If there is one thing former President Abdul Kalam can not be accused of, it is a lack of optimism. In his book, India 2020, Kalam laid out a pollyannaish vision for how India could become a superpower by 2020. With less than four years to go for Kalam’s deadline, however, the International Food Policy Research Institute has ranked India at an abysmal 97th place globally in combatting hunger.
Called the Global Hunger Index, the report paints a reality very different from India 2020. Far from becoming a superpower, India has failed to provide its people with that most basic of rights: freedom from hunger.
Thirty nine per cent of Indian children under the age of five show stunted growth while 15% are wasted – which means they are getting so little food, it increases their chances of dying significantly. The lack of food available for Indian children, amongst other factors, means that that a shocking one out of every twenty children die before their fifth birthday.
Some of the countries that manage to offer more food security to their people include Kenya, Malawi and even war-torn Iraq. Except Pakistan, all of India’s neighbours – Nepal, Bangladesh, China, Sri Lanka and Myanmar – manage to outrank India on this list. To understand what this means in real terms, if India had managed to reach Sri Lanka’s child mortality rate, it could have saved more than an estimated 9 lakh of its children born in 2016 from dying by 2021. That’s the size of a town of dead children.

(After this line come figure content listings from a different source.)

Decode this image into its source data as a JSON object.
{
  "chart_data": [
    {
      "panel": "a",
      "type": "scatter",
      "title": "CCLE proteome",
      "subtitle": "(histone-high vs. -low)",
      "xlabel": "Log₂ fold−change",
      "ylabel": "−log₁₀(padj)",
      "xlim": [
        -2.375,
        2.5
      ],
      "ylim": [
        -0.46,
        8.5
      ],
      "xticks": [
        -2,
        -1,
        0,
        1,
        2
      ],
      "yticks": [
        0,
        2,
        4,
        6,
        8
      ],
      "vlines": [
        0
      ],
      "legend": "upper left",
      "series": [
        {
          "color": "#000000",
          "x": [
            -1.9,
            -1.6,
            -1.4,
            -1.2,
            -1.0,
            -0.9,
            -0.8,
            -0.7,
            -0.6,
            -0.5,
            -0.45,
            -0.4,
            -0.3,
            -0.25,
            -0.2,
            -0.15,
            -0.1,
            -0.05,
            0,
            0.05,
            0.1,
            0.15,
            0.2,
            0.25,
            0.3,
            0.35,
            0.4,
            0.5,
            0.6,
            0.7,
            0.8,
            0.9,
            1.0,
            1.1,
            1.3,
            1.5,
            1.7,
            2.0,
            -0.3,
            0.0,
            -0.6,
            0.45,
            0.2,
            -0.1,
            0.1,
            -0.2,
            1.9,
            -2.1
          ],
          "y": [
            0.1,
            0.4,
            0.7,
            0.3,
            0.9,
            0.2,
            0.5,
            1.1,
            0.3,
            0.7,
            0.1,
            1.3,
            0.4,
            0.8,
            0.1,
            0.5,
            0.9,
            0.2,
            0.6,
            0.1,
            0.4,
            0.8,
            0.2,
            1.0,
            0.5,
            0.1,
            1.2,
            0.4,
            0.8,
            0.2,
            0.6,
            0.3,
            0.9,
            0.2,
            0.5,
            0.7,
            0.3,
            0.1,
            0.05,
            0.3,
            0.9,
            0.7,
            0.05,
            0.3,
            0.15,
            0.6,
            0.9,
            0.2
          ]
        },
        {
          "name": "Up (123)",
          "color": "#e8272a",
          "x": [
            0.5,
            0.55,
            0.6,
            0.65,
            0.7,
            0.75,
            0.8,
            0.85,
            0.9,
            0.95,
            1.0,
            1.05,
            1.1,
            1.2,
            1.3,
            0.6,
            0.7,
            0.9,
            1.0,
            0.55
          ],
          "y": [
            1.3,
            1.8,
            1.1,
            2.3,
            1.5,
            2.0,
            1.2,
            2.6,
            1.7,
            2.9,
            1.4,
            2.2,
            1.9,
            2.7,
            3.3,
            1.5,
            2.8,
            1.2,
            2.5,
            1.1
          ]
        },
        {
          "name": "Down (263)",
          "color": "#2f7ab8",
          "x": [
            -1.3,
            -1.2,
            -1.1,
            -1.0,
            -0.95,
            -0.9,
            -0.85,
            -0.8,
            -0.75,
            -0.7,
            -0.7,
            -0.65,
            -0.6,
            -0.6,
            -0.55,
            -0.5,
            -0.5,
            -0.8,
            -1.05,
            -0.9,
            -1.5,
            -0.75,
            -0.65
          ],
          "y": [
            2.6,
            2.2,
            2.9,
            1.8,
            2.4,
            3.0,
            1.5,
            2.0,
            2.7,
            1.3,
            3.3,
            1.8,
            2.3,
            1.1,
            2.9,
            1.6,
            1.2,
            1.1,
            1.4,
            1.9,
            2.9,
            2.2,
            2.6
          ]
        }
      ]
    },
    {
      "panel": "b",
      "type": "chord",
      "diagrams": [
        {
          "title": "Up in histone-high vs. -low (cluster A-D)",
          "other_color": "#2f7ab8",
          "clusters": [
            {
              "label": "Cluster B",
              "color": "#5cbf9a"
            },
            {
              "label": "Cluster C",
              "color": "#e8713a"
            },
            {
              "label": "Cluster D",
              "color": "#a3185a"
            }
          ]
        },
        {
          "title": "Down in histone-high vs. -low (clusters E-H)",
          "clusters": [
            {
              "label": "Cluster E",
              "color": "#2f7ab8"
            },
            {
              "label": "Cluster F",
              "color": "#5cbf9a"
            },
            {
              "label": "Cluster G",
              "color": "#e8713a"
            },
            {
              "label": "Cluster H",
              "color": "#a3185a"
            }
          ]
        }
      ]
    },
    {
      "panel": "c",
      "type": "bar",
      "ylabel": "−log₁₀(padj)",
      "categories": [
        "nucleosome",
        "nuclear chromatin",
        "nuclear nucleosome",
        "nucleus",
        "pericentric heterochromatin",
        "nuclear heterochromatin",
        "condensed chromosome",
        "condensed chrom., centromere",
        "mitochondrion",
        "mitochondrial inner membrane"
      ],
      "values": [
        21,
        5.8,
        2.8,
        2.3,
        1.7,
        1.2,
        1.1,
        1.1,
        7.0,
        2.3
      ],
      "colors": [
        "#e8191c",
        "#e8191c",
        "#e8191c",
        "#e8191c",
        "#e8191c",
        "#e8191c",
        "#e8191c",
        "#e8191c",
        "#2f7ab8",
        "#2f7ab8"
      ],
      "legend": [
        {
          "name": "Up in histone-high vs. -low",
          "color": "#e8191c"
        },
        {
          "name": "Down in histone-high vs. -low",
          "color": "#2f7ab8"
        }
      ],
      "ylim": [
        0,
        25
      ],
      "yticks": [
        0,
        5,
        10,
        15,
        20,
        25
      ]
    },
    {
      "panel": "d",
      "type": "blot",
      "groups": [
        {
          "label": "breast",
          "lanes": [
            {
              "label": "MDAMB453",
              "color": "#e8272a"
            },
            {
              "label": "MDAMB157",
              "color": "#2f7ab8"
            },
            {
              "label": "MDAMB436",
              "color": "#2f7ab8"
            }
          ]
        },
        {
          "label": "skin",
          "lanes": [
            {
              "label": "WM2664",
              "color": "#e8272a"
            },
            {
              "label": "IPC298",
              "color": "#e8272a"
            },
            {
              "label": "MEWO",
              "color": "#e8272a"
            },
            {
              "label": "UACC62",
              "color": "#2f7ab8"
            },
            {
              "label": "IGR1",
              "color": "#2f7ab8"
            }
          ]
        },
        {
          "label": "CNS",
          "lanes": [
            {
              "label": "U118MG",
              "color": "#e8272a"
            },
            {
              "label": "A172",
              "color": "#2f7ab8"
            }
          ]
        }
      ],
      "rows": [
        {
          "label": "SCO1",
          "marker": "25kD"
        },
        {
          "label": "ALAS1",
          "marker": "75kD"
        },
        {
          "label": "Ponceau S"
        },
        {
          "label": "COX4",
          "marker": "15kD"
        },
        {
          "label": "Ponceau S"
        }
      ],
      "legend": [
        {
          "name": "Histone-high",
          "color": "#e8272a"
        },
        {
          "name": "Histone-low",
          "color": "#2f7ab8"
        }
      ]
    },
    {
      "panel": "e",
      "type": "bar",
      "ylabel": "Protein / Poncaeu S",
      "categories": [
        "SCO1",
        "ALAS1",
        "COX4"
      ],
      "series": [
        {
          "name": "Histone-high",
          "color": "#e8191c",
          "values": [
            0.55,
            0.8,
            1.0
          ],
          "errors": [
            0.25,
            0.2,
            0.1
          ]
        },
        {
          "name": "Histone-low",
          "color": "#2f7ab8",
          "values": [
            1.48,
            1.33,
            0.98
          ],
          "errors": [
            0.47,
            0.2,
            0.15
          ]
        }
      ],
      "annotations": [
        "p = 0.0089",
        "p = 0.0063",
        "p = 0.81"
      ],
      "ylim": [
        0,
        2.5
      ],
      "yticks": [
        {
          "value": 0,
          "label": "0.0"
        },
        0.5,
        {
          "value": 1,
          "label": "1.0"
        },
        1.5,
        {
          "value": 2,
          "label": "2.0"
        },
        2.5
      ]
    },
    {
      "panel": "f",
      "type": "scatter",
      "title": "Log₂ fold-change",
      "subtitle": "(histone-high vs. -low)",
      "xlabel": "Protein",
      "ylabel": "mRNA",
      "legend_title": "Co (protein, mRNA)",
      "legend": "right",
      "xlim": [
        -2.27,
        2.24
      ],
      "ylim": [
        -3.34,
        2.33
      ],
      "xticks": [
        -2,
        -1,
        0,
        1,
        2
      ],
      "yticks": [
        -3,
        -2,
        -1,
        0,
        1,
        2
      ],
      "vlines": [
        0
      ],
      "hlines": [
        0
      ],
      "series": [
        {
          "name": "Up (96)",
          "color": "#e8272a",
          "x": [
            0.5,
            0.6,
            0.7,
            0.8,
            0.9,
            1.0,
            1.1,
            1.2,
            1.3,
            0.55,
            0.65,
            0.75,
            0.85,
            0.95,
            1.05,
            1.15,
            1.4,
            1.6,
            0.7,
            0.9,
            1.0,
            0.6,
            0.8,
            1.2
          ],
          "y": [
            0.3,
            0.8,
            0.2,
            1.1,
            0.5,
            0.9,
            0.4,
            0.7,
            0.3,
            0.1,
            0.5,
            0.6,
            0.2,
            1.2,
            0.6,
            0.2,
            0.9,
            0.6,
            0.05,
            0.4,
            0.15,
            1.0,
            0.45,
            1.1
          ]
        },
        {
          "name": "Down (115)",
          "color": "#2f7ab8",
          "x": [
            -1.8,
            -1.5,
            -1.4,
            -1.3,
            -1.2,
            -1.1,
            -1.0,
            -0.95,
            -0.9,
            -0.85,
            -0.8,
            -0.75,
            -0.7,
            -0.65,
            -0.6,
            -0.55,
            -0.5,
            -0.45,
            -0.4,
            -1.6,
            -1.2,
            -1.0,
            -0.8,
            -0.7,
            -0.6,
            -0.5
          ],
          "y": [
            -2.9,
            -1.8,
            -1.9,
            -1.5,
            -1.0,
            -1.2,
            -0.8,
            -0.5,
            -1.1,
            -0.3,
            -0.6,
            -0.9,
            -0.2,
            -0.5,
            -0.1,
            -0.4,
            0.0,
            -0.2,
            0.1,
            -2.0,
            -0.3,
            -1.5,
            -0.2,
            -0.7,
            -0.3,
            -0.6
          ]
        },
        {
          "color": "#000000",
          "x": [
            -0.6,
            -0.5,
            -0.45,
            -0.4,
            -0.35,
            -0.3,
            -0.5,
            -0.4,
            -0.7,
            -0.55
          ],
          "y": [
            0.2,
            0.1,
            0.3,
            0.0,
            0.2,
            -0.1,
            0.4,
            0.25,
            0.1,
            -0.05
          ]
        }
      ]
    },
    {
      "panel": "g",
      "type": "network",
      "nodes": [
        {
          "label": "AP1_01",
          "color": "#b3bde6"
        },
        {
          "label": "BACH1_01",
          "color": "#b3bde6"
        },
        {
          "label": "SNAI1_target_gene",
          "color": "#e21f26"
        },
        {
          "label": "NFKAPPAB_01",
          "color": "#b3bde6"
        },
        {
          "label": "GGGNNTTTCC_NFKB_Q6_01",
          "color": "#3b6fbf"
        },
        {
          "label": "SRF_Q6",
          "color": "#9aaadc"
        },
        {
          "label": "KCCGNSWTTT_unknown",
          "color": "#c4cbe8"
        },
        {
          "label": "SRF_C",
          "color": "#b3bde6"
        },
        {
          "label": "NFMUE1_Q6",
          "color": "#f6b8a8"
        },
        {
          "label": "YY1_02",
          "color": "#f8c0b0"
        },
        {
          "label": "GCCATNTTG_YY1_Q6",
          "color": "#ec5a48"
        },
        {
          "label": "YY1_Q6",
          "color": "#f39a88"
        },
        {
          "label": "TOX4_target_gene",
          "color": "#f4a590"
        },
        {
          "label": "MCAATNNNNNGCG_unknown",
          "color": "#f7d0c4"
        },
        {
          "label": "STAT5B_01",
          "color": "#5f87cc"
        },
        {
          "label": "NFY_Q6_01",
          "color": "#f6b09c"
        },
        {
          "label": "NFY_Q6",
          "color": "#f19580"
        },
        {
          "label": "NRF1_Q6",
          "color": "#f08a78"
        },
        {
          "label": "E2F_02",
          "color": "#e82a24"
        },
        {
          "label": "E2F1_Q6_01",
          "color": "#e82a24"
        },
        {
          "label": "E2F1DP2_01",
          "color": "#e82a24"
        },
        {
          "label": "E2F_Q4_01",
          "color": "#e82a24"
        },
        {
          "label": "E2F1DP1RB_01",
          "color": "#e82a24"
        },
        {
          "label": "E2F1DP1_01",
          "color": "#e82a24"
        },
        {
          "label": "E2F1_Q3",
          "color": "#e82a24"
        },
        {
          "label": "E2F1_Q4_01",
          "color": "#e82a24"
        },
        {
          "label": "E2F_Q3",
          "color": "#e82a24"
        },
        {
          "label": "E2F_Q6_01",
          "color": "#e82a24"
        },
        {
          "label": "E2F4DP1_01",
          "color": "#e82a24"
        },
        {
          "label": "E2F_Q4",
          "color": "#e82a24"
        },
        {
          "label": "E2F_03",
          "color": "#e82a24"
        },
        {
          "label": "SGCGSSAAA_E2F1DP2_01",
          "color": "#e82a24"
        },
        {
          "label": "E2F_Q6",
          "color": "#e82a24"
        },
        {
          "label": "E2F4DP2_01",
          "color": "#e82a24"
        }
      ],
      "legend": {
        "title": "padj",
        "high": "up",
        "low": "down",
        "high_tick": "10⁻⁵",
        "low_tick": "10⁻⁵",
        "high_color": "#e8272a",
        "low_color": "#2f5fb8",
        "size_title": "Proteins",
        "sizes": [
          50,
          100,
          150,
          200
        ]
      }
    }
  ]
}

Given these horrific numbers, far from being a superpower, India is yet to reach the average developing country score on the Global Hunger Index.
While Kalam might have got things terribly wrong, it’s not hard to see where he was coming from. Controlled by the prism of caste, public conversation in India rarely focuses on matters of human development. Vital issues such as hunger and public health are almost always superseded by issues which interest upper caste Indians, such as Pakistan or the prime minister’s foreign tours.
There are few topics that generate more emotion than that of hunger. In India’s democratic space, the country’s alarming hunger problem should therefore be a prime issue. But, surprisingly, that’s not the case. Hunger and malnutrition are fairly unimportant topics in Indian politics. The BBC ran a word frequency analysis of Narendra Modi’s speeches for the 2014 Lok Sabha elections and the top issues discussed were Gujarat, security, Congress, development, jobs and change. Food, hunger, malnutrition and related concepts simply didn’t feature in the soon-to-be-prime minister’s speeches.
Things weren’t much different after Modi took office. While the prime minister is a master communicator, skilfully channelling issues such as cleanliness in India, Balochistan and “Make in India” – the Union government’s pitch to push manufacturing in India – yet, conspicuously, hunger and malnutrition remain absent from his messaging. And this isn’t only an issue with Narendra Modi or the Bharatiya Janata Party. Onestudy found that only 3% of questions in Parliament related to children while only 5% of these questions related to early childhood care and development. This, in a country which has one of the highest rates of child mortality in the world.
This isn’t only a problem with India’s politics – the media is complicit too. Hunger and, more broadly, health rarely makes the news with the same sort of urgency as, say, the prime minister addressing non-resident Indians in a Western nation.
Economists Jean Drèze and Amartya Sen actually went through editorials in India’s major newspaper for the last six months of 2012 and found that only 1% dealt with health. In their book An Uncertain Glory: India and its Contradictions, Drèze and Sen write that, “outside sub-Saharan Africa, one has to go to conflict-ravaged countries like Afghanistan, Haiti, Iraq or Papua New Guinea to find lower immunisation rates than India’s”.
Yet, this alarming failure of governance in India produces no outrage either in India’s newspapers, television channels or its social media.
There are few issues as emotive as hunger or dying children. Yet, both politics and the media ignore them. The reasons are many but maybe the most important is the elite capture of the national narrative by upper castes. India might have an alarming health crisis on its hands but its unique caste system also means that upper castes are hermetically sealed off from the problem.
India’s wasted and dying children are largely Adivasi, Dalit and Shudra. This 2011 study published in the Economic and Political Weekly, for example, shows that underweight rates are 53% higher for Dalit children as compared to Hindu Upper Castes. The figure is even higher for Adivasis at 69%. Shudra children have underweight rates 35% higher than Upper Caste groups – better than Dalits and Adivasis but still significantly worse than India’s elites.